識別性の不備、または先行商標と同一もしくは類似するとして拒絶命令が発出された場合、出願人は拒絶命令受領から60日以内に商標委員会へ審判請求することができます。
商標の独自性や識別力の強化、他の商標との差異化など、拒絶査定を回避するための適切な戦略が求められます。そのためには、出願前に商標先行調査を行うことが重要となります。
異議申立
第三者は、 当該商標登録出願が公告されてから 60 日以内に書面で異議申立てをすることができます。
商標権の管理
商標権の登録と更新
異議申立期間内に異議が申立てられなかった場合、または異議申立てが却下された場合には、登録証が発行されます。
商標登録の存続期間は出願日から10年です。 商標登録の存続期間は10年ごとに更新できます。
商標の不使用取消制度
登録された指定商品または指定役務について取消請求を行う前の3年間に商標が使用されていないことを証明できる場合、第三者は商標委員会に対して取消請求を行うことができます。
商標侵害対策と権利の保護
商標登録を行った後も、商標侵害には注意が必要です。タイでは商標侵害に対して法的な保護措置があります。侵害が発生した場合は、民事訴訟や刑事訴訟を通じて権利を主張することができます。いずれの救済方法による場合でも、タイでは正式な証拠開示制度がないため、事前に侵害の証拠を集めることが重要です。また、税関に対し水際措置を求めることもできます。

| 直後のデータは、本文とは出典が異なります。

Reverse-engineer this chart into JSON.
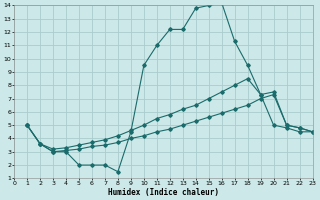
{
  "xlabel": "Humidex (Indice chaleur)",
  "background_color": "#cce8e8",
  "grid_color": "#aacccc",
  "line_color": "#1a6b6b",
  "xlim": [
    0,
    23
  ],
  "ylim": [
    1,
    14
  ],
  "xticks": [
    0,
    1,
    2,
    3,
    4,
    5,
    6,
    7,
    8,
    9,
    10,
    11,
    12,
    13,
    14,
    15,
    16,
    17,
    18,
    19,
    20,
    21,
    22,
    23
  ],
  "yticks": [
    1,
    2,
    3,
    4,
    5,
    6,
    7,
    8,
    9,
    10,
    11,
    12,
    13,
    14
  ],
  "curve1_x": [
    1,
    2,
    3,
    4,
    5,
    6,
    7,
    8,
    9,
    10,
    11,
    12,
    13,
    14,
    15,
    16,
    17,
    18,
    19,
    20,
    21,
    22,
    23
  ],
  "curve1_y": [
    5.0,
    3.6,
    3.0,
    3.0,
    2.0,
    2.0,
    2.0,
    1.5,
    4.5,
    9.5,
    11.0,
    12.2,
    12.2,
    13.8,
    14.0,
    14.2,
    11.3,
    9.5,
    7.3,
    5.0,
    4.8,
    4.5,
    4.5
  ],
  "curve2_x": [
    1,
    2,
    3,
    4,
    5,
    6,
    7,
    8,
    9,
    10,
    11,
    12,
    13,
    14,
    15,
    16,
    17,
    18,
    19,
    20,
    21,
    22,
    23
  ],
  "curve2_y": [
    5.0,
    3.6,
    3.2,
    3.3,
    3.5,
    3.7,
    3.9,
    4.2,
    4.6,
    5.0,
    5.5,
    5.8,
    6.2,
    6.5,
    7.0,
    7.5,
    8.0,
    8.5,
    7.3,
    7.5,
    5.0,
    4.8,
    4.5
  ],
  "curve3_x": [
    1,
    2,
    3,
    4,
    5,
    6,
    7,
    8,
    9,
    10,
    11,
    12,
    13,
    14,
    15,
    16,
    17,
    18,
    19,
    20,
    21,
    22,
    23
  ],
  "curve3_y": [
    5.0,
    3.6,
    3.0,
    3.1,
    3.2,
    3.4,
    3.5,
    3.7,
    4.0,
    4.2,
    4.5,
    4.7,
    5.0,
    5.3,
    5.6,
    5.9,
    6.2,
    6.5,
    7.0,
    7.3,
    5.0,
    4.8,
    4.5
  ]
}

商標監視や定期的な商標調査を行うことも重要です。適切な対策を講じることで、商標の権利を確実に守ることができます。
まとめ
タイで商標登録を行うことは、企業や個人にとって重要なステップです。商標登録によって独占的な権利を確立し、ブランド価値の向上と消費者の信頼を獲得することができます。しかし、タイでは模倣品や横取り商標の問題も存在し、これらに対処するために商標登録のメリットと重要性を理解する必要があります。商標登録手続きの詳細や出願資格、必要な書類や情報、商標先行調査の重要性など、正確な知識と適切な戦略が成功につながります。タイ市場を拠点とする東南アジア市場でのビジネス展開やブランド保護を考えるなら、タイでの商標登録について詳しく理解し、専門家の助言を受けることが重要です。